In Mr. Iqbal’s case, police records show that after killing his first wife, Ayesha Bibi, in 2009, he absconded for four years, during which he stayed with Ms. Parveen’s family in Nankana Sahib, a district roughly 60 miles west of Lahore.

The police captured Mr. Iqbal in April 2013 but his incarceration was short-lived. His son, his first wife’s next of kin, legally pardoned him for that killing and he was set free. Months later, he asked Ms. Parveen to marry him.

But that union was blighted by a dispute with Ms. Parveen’s father over the dowry payment, and came to a bloody conclusion Tuesday outside the Lahore High Court. Her family, who had chosen a cousin to marry her instead, had filed a police complaint saying that Mr. Iqbal had coerced her into marriage, and she was headed to court to testify in the case.

As men crowded around Ms. Parveen, who was three months pregnant, a man fired a gun and the bullet grazed her ankle, said Umer Riaz Cheema, a police investigator. She tried to flee but was pulled to the ground by her shawl.

Her father, Muhammad Azeem, hit her with a brick taken from the side of the road. Then her brother Zahid and a cousin named Mazhar Iqbal took up the attack, the investigator said.

After Ms. Parveen died, her family continued to beat her body with a shoe. Had she reached the courthouse, her lawyer said, she would have testified that she had married Mr. Iqbal of her own free will.

The independent Human Rights Commission of Pakistan reported 869 so-called honor killings in 2013. Most occur in rural areas, where tribal practices hold strong.

Ms. Parveen’s death shocked many Pakistanis because it occurred in broad daylight in the country’s second-largest city, outside a courthouse and before a crowd of witnesses.

“We have turned into a nation of brutalized beings unmoved by death,” the Pakistani daily The News said in an editorial.

Even religious conservatives, who rarely stand up for women’s rights, joined in the condemnation.

“These acts have nothing to do with Islam,” said Maulana Tahir Ashrafi, head of the Pakistan Ulema Council, which represents Islamic clerics.

The attack on Ms. Parveen coincided with publicized attacks on women elsewhere: the rape and lynching of two teenage girls in India and thedeadly rampage by a disturbed young man in Santa Barbara, Calif. Put together, they highlight “the wave of violence against women,” said Stéphane Dujarric, the spokesman for l Ban Ki-moon, the United Nations secretary general, on Friday. “Every man, every woman, deserves to be protected by the law.”

The diyat provision has much wider applications than just honor killings, and the law has been invoked even by the United States. In 2011, American officials used it to obtain the release of Raymond A. Davis, a C.I.A. contractor who had shot dead two Pakistanis on the street earlier that year.

The families of his victims were paid $2.34 million in compensation — it was never clear by whom — and Mr. Davis was flown out of Pakistan within hours.

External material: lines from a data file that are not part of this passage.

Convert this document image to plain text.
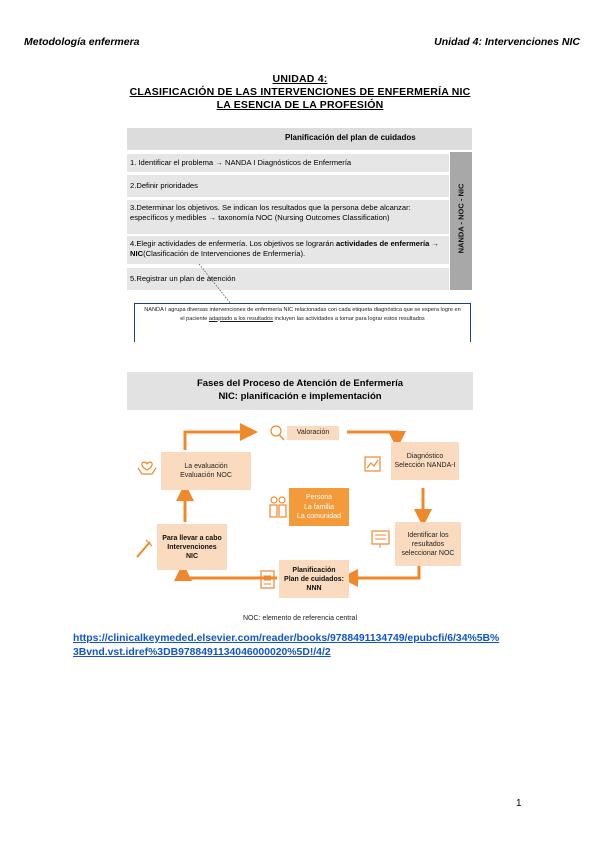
Metodología enfermera	Unidad 4: Intervenciones NIC
UNIDAD 4:
CLASIFICACIÓN DE LAS INTERVENCIONES DE ENFERMERÍA NIC
LA ESENCIA DE LA PROFESIÓN
Planificación del plan de cuidados
1. Identificar el problema → NANDA I Diagnósticos de Enfermería
2.Definir prioridades
3.Determinar los objetivos. Se indican los resultados que la persona debe alcanzar: específicos y medibles → taxonomía NOC (Nursing Outcomes Classification)
4.Elegir actividades de enfermería. Los objetivos se lograrán actividades de enfermería → NIC(Clasificación de Intervenciones de Enfermería).
5.Registrar un plan de atención
NANDA - NOC - NIC
NANDA I agrupa diversas intervenciones de enfermería NIC relacionadas con cada etiqueta diagnóstica que se espera logre en el paciente adaptado a los resultados incluyen las actividades a tomar para lograr estos resultados
Fases del Proceso de Atención de Enfermería
NIC: planificación e implementación
Valoración
Diagnóstico
Selección NANDA-I
Identificar los
resultados
seleccionar NOC
Planificación
Plan de cuidados:
NNN
Para llevar a cabo
Intervenciones
NIC
La evaluación
Evaluación NOC
Persona
La familia
La comunidad
NOC: elemento de referencia central
https://clinicalkeymeded.elsevier.com/reader/books/9788491134749/epubcfi/6/34%5B%
3Bvnd.vst.idref%3DB9788491134046000020%5D!/4/2
1
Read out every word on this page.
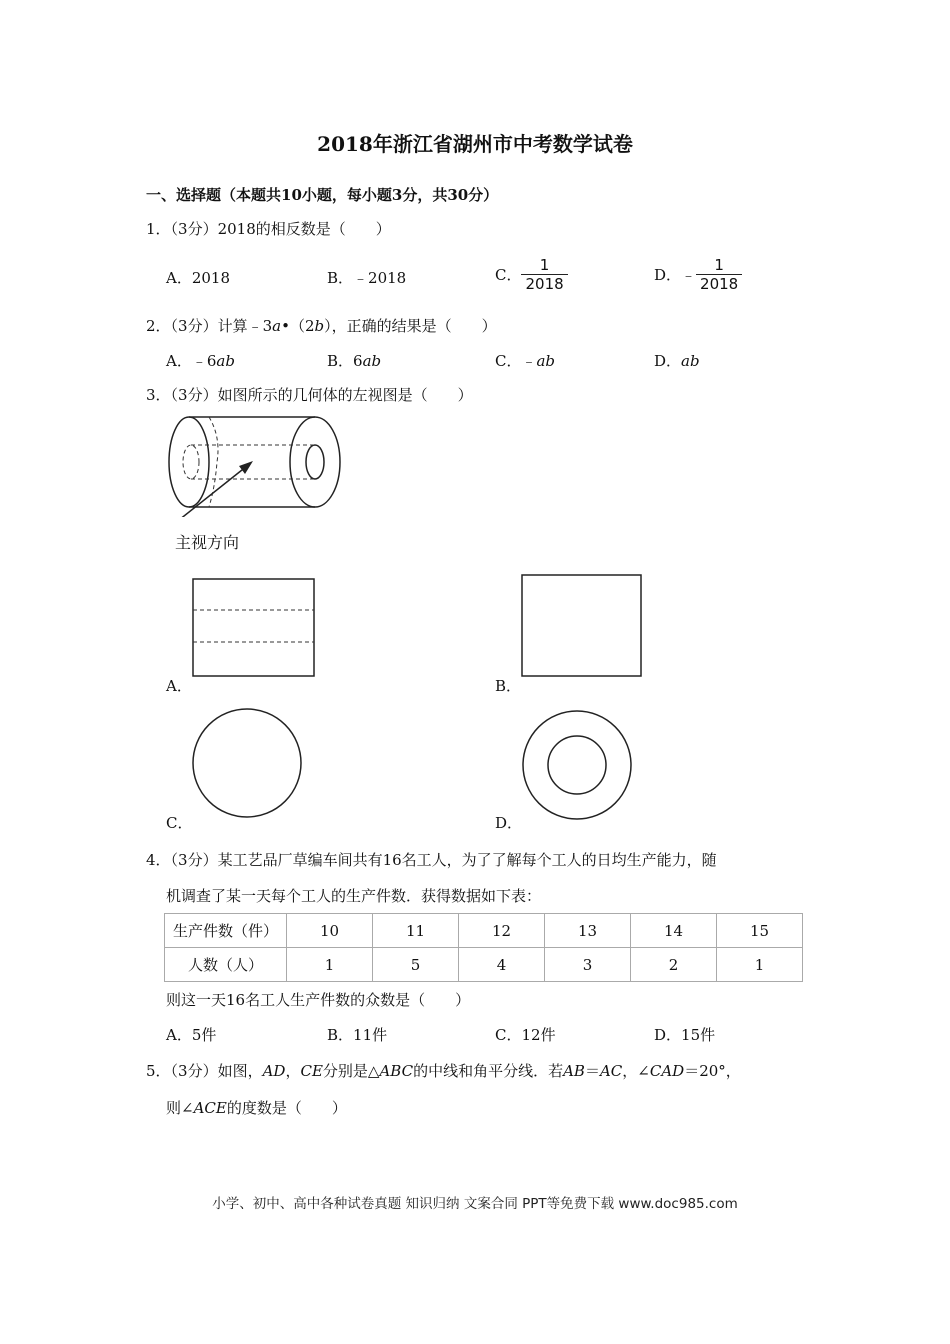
2018年浙江省湖州市中考数学试卷
一、选择题（本题共10小题，每小题3分，共30分）
1．（3分）2018的相反数是（　　）
A．2018	B．﹣2018	C． $\frac{1}{2018}$	D．﹣ $\frac{1}{2018}$
2．（3分）计算﹣3a•（2b），正确的结果是（　　）
A．﹣6ab	B．6ab	C．﹣ab	D．ab
3．（3分）如图所示的几何体的左视图是（　　）
主视方向
A．	B．
C．	D．
4．（3分）某工艺品厂草编车间共有16名工人，为了了解每个工人的日均生产能力，随
机调查了某一天每个工人的生产件数．获得数据如下表：
生产件数（件）	10	11	12	13	14	15
人数（人）	1	5	4	3	2	1
则这一天16名工人生产件数的众数是（　　）
A．5件	B．11件	C．12件	D．15件
5．（3分）如图，AD，CE分别是△ABC的中线和角平分线．若AB＝AC，∠CAD＝20°，
则∠ACE的度数是（　　）
小学、初中、高中各种试卷真题 知识归纳 文案合同 PPT等免费下载 www.doc985.com
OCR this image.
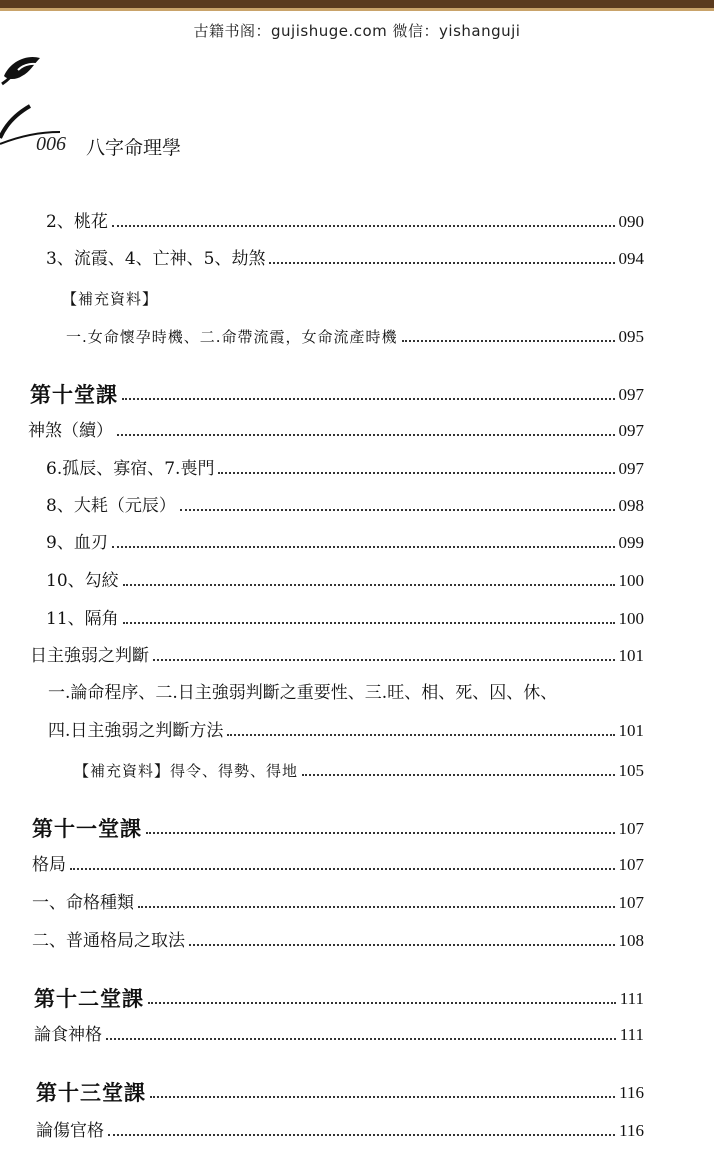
古籍书阁：gujishuge.com 微信：yishanguji
006 八字命理學
2、桃花	090
3、流霞、4、亡神、5、劫煞	094
【補充資料】
一.女命懷孕時機、二.命帶流霞，女命流產時機	095
第十堂課	097
神煞（續）	097
6.孤辰、寡宿、7.喪門	097
8、大耗（元辰）	098
9、血刃	099
10、勾絞	100
11、隔角	100
日主強弱之判斷	101
一.論命程序、二.日主強弱判斷之重要性、三.旺、相、死、囚、休、
四.日主強弱之判斷方法	101
【補充資料】得令、得勢、得地	105
第十一堂課	107
格局	107
一、命格種類	107
二、普通格局之取法	108
第十二堂課	111
論食神格	111
第十三堂課	116
論傷官格	116
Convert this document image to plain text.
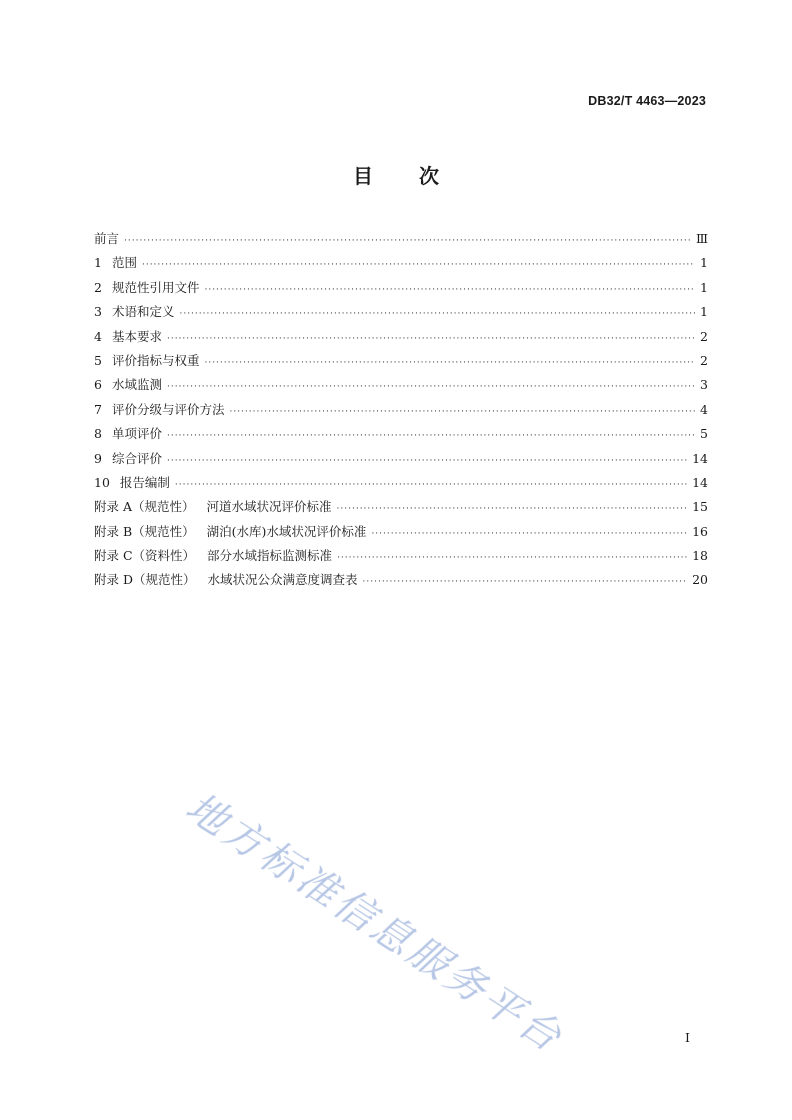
DB32/T 4463—2023
目 次
前言 ·····	Ⅲ
1 范围 ·····	1
2 规范性引用文件 ·····	1
3 术语和定义 ·····	1
4 基本要求 ·····	2
5 评价指标与权重 ·····	2
6 水域监测 ·····	3
7 评价分级与评价方法 ·····	4
8 单项评价 ·····	5
9 综合评价 ·····	14
10 报告编制 ·····	14
附录 A（规范性） 河道水域状况评价标准 ·····	15
附录 B（规范性） 湖泊(水库)水域状况评价标准 ·····	16
附录 C（资料性） 部分水域指标监测标准 ·····	18
附录 D（规范性） 水域状况公众满意度调查表 ·····	20
地方标准信息服务平台	I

Later, the United States government paid $100,000 to the family of a third man, who was killed by C.I.A. officials who ran him down with their jeep as they rushed to Mr. Davis’s aid, said an American official who spoke on the condition of anonymity.

The intense focus on Ms. Parveen’s death has created a push for judicial action. Both Mr. Sharif and his brother Shahbaz Sharif, who is the chief minister of Punjab, have publicly urged the police and courts to move swiftly.

Alongside the Islamic provisions, Pakistan’s penal code also has clauses that could be invoked to ensure that Ms. Parveen’s killers serve jail time, said Mr. Ijaz, the lawyer.

Ms. Parveen has now been buried, but her husband, Mr. Iqbal, has complained of fresh threats from her family. “They say they will kill me,” he said, speaking by phone, “and that they will remove her body from the grave and burn it.”